W tej kwestii prawdopodobnie się nie myliła. Ralph był wówczas inspektorem okręgu szkolnego numer 49 w New Hampshire, a ostatnią rzeczą, jakiej życzyłby sobie oświatowy urzędnik z małego stanu, jest wystąpienie w jednej z kablówek w czasie antenowym zarezerwowanym dla relacji o UFO nad Phoenix i kojotach liczących do dziesięciu.
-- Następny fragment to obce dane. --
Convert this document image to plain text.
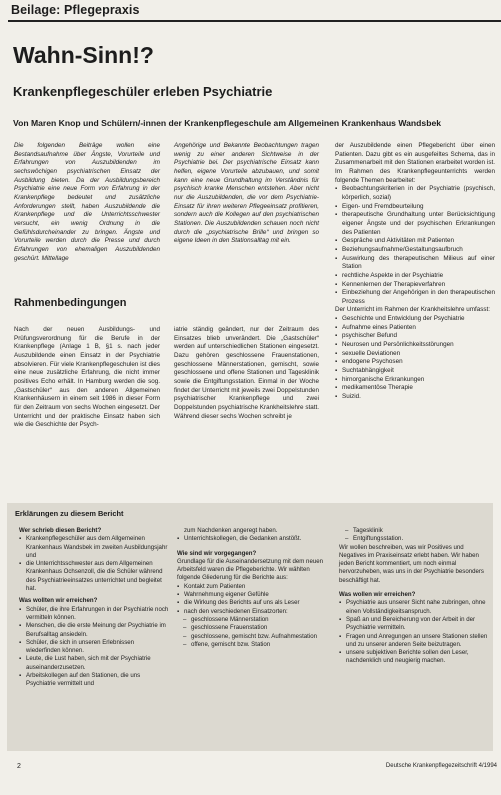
Beilage: Pflegepraxis
Wahn-Sinn!?
Krankenpflegeschüler erleben Psychiatrie
Von Maren Knop und Schülern/-innen der Krankenpflegeschule am Allgemeinen Krankenhaus Wandsbek

Die folgenden Beiträge wollen eine Bestandsaufnahme über Ängste, Vorurteile und Erfahrungen von Auszubildenden im sechswöchigen psychiatrischen Einsatz der Ausbildung bieten. Da der Ausbildungsbereich Psychiatrie eine neue Form von Erfahrung in der Krankenpflege bedeutet und zusätzliche Anforderungen stellt, haben Auszubildende die Krankenpflege und die Unterrichtsschwester versucht, ein wenig Ordnung in die Gefühlsdurcheinander zu bringen. Ängste und Vorurteile werden durch die Presse und durch Erfahrungen von ehemaligen Auszubildenden geschürt. Mittellage

Angehörige und Bekannte Beobachtungen tragen wenig zu einer anderen Sichtweise in der Psychiatrie bei. Der psychiatrische Einsatz kann helfen, eigene Vorurteile abzubauen, und somit kann eine neue Grundhaltung im Verständnis für psychisch kranke Menschen entstehen. Aber nicht nur die Auszubildenden, die vor dem Psychiatrie-Einsatz für ihren weiteren Pflegeeinsatz profitieren, sondern auch die Kollegen auf den psychiatrischen Stationen. Die Auszubildenden schauen noch nicht durch die „psychiatrische Brille“ und bringen so eigene Ideen in den Stationsalltag mit ein.

der Auszubildende einen Pflegebericht über einen Patienten. Dazu gibt es ein ausgefeiltes Schema, das in Zusammenarbeit mit den Stationen erarbeitet worden ist. Im Rahmen des Krankenpflegeunterrichts werden folgende Themen bearbeitet:

▪ Beobachtungskriterien in der Psychiatrie (psychisch, körperlich, sozial)
▪ Eigen- und Fremdbeurteilung
▪ therapeutische Grundhaltung unter Berücksichtigung eigener Ängste und der psychischen Erkrankungen des Patienten
▪ Gespräche und Aktivitäten mit Patienten
▪ Beziehungsaufnahme/Gestaltungsaufbruch
▪ Auswirkung des therapeutischen Milieus auf einer Station
▪ rechtliche Aspekte in der Psychiatrie
▪ Kennenlernen der Therapieverfahren
▪ Einbeziehung der Angehörigen in den therapeutischen Prozess

Der Unterricht im Rahmen der Krankheitslehre umfasst:

▪ Geschichte und Entwicklung der Psychiatrie
▪ Aufnahme eines Patienten
▪ psychischer Befund
▪ Neurosen und Persönlichkeitsstörungen
▪ sexuelle Deviationen
▪ endogene Psychosen
▪ Suchtabhängigkeit
▪ hirnorganische Erkrankungen
▪ medikamentöse Therapie
▪ Suizid.
Rahmenbedingungen

Nach der neuen Ausbildungs- und Prüfungsverordnung für die Berufe in der Krankenpflege (Anlage 1 B, §1 s. nach jeder Auszubildende einen Einsatz in der Psychiatrie absolvieren. Für viele Krankenpflegeschulen ist dies eine neue zusätzliche Erfahrung, die nicht immer positives Echo erhält. In Hamburg werden die sog. „Gastschüler“ aus den anderen Allgemeinen Krankenhäusern in einem seit 1986 in dieser Form für den Zeitraum von sechs Wochen eingesetzt. Der Unterricht und der praktische Einsatz haben sich wie die Geschichte der Psych-

iatrie ständig geändert, nur der Zeitraum des Einsatzes blieb unverändert. Die „Gastschüler“ werden auf unterschiedlichen Stationen eingesetzt. Dazu gehören geschlossene Frauenstationen, geschlossene Männerstationen, gemischt, sowie geschlossene und offene Stationen und Tagesklinik sowie die Entgiftungsstation. Einmal in der Woche findet der Unterricht mit jeweils zwei Doppelstunden psychiatrischer Krankenpflege und zwei Doppelstunden psychiatrische Krankheitslehre statt. Während dieser sechs Wochen schreibt je

Erklärungen zu diesem Bericht

Wer schrieb diesen Bericht?

▪ Krankenpflegeschüler aus dem Allgemeinen Krankenhaus Wandsbek im zweiten Ausbildungsjahr und
▪ die Unterrichtsschwester aus dem Allgemeinen Krankenhaus Ochsenzoll, die die Schüler während des Psychiatrieeinsatzes unterrichtet und begleitet hat.

Was wollten wir erreichen?

▪ Schüler, die ihre Erfahrungen in der Psychiatrie noch vermitteln können.
▪ Menschen, die die erste Meinung der Psychiatrie im Berufsalltag ansiedeln.
▪ Schüler, die sich in unseren Erlebnissen wiederfinden können.
▪ Leute, die Lust haben, sich mit der Psychiatrie auseinanderzusetzen.
▪ Arbeitskollegen auf den Stationen, die uns Psychiatrie vermittelt und

zum Nachdenken angeregt haben.

▪ Unterrichtskollegen, die Gedanken anstößt.

Wie sind wir vorgegangen?

Grundlage für die Auseinandersetzung mit dem neuen Arbeitsfeld waren die Pflegeberichte. Wir wählten folgende Gliederung für die Berichte aus:

▪ Kontakt zum Patienten
▪ Wahrnehmung eigener Gefühle
▪ die Wirkung des Berichts auf uns als Leser
▪ nach den verschiedenen Einsatzorten:
– geschlossene Männerstation
– geschlossene Frauenstation
– geschlossene, gemischt bzw. Aufnahmestation
– offene, gemischt bzw. Station
– Tagesklinik
– Entgiftungsstation.

Wir wollen beschreiben, was wir Positives und Negatives im Praxiseinsatz erlebt haben. Wir haben jeden Bericht kommentiert, um noch einmal hervorzuheben, was uns in der Psychiatrie besonders beschäftigt hat.

Was wollen wir erreichen?

▪ Psychiatrie aus unserer Sicht nahe zubringen, ohne einen Vollständigkeitsanspruch.
▪ Spaß an und Bereicherung von der Arbeit in der Psychiatrie vermitteln.
▪ Fragen und Anregungen an unsere Stationen stellen und zu unserer anderen Seite beizutragen.
▪ unsere subjektiven Berichte sollen den Leser, nachdenklich und neugierig machen.
2	Deutsche Krankenpflegezeitschrift 4/1994
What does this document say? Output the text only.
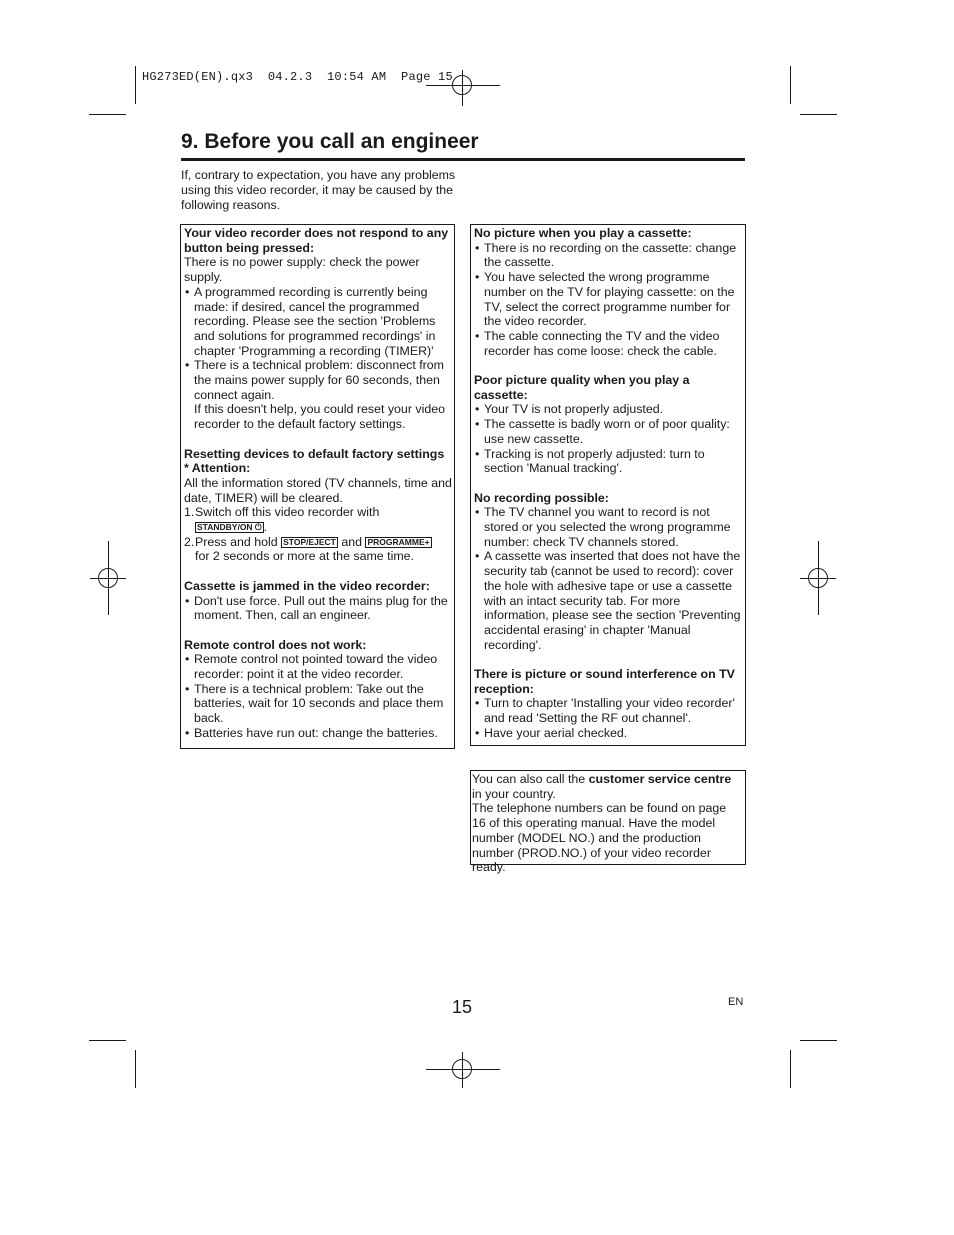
HG273ED(EN).qx3  04.2.3  10:54 AM  Page 15
9. Before you call an engineer

If, contrary to expectation, you have any problems using this video recorder, it may be caused by the following reasons.

Your video recorder does not respond to any button being pressed:

There is no power supply: check the power supply.

• A programmed recording is currently being made: if desired, cancel the programmed recording. Please see the section 'Problems and solutions for programmed recordings' in chapter 'Programming a recording (TIMER)'
• There is a technical problem: disconnect from the mains power supply for 60 seconds, then connect again.
If this doesn't help, you could reset your video recorder to the default factory settings.
Resetting devices to default factory settings
* Attention:

All the information stored (TV channels, time and date, TIMER) will be cleared.

1. Switch off this video recorder with
STANDBY/ON ⏻ .
2. Press and hold STOP/EJECT and PROGRAMME+
for 2 seconds or more at the same time.
Cassette is jammed in the video recorder:
• Don't use force. Pull out the mains plug for the moment. Then, call an engineer.
Remote control does not work:
• Remote control not pointed toward the video recorder: point it at the video recorder.
• There is a technical problem: Take out the batteries, wait for 10 seconds and place them back.
• Batteries have run out: change the batteries.
No picture when you play a cassette:
• There is no recording on the cassette: change the cassette.
• You have selected the wrong programme number on the TV for playing cassette: on the TV, select the correct programme number for the video recorder.
• The cable connecting the TV and the video recorder has come loose: check the cable.
Poor picture quality when you play a cassette:
• Your TV is not properly adjusted.
• The cassette is badly worn or of poor quality: use new cassette.
• Tracking is not properly adjusted: turn to section 'Manual tracking'.
No recording possible:
• The TV channel you want to record is not stored or you selected the wrong programme number: check TV channels stored.
• A cassette was inserted that does not have the security tab (cannot be used to record): cover the hole with adhesive tape or use a cassette with an intact security tab. For more information, please see the section 'Preventing accidental erasing' in chapter 'Manual recording'.
There is picture or sound interference on TV reception:
• Turn to chapter 'Installing your video recorder' and read 'Setting the RF out channel'.
• Have your aerial checked.

You can also call the customer service centre in your country.

The telephone numbers can be found on page 16 of this operating manual. Have the model number (MODEL NO.) and the production number (PROD.NO.) of your video recorder ready.

15	EN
Poza tym historia o cudach jest nic niewarta bez cudotwórcy, a Ayana zniknęła.

Lecz dziś moja żona nie żyje – miała atak serca w samolocie, którym leciała do Kolorado, aby pomóc w wychowaniu naszego pierwszego wnuka, i zmarła prawie natychmiast. (Tak przynajmniej mówią przedstawiciele linii lotniczych, jednak w dzisiejszych czasach nie można im nawet powierzać bagażu). Nie żyje również mój brat Ralph – doznał udaru, grając w turnieju golfa seniorów – a Trudy kompletnie zidiociała. Mój ojciec zmarł dawno temu; gdyby nadal żył, miałby ponad setkę. Zostałem tylko ja, więc ja opowiem tę historię. Nie sposób w nią uwierzyć (Ruth miała co do tego rację) i nadawać jej jakieś znaczenie – cuda nie zdarzają się nikomu z wyjątkiem tych szczęśliwych czubków, którzy widzą je wszędzie. Ale jest interesująca. I prawdziwa. Wszyscy widzieliśmy, co się stało.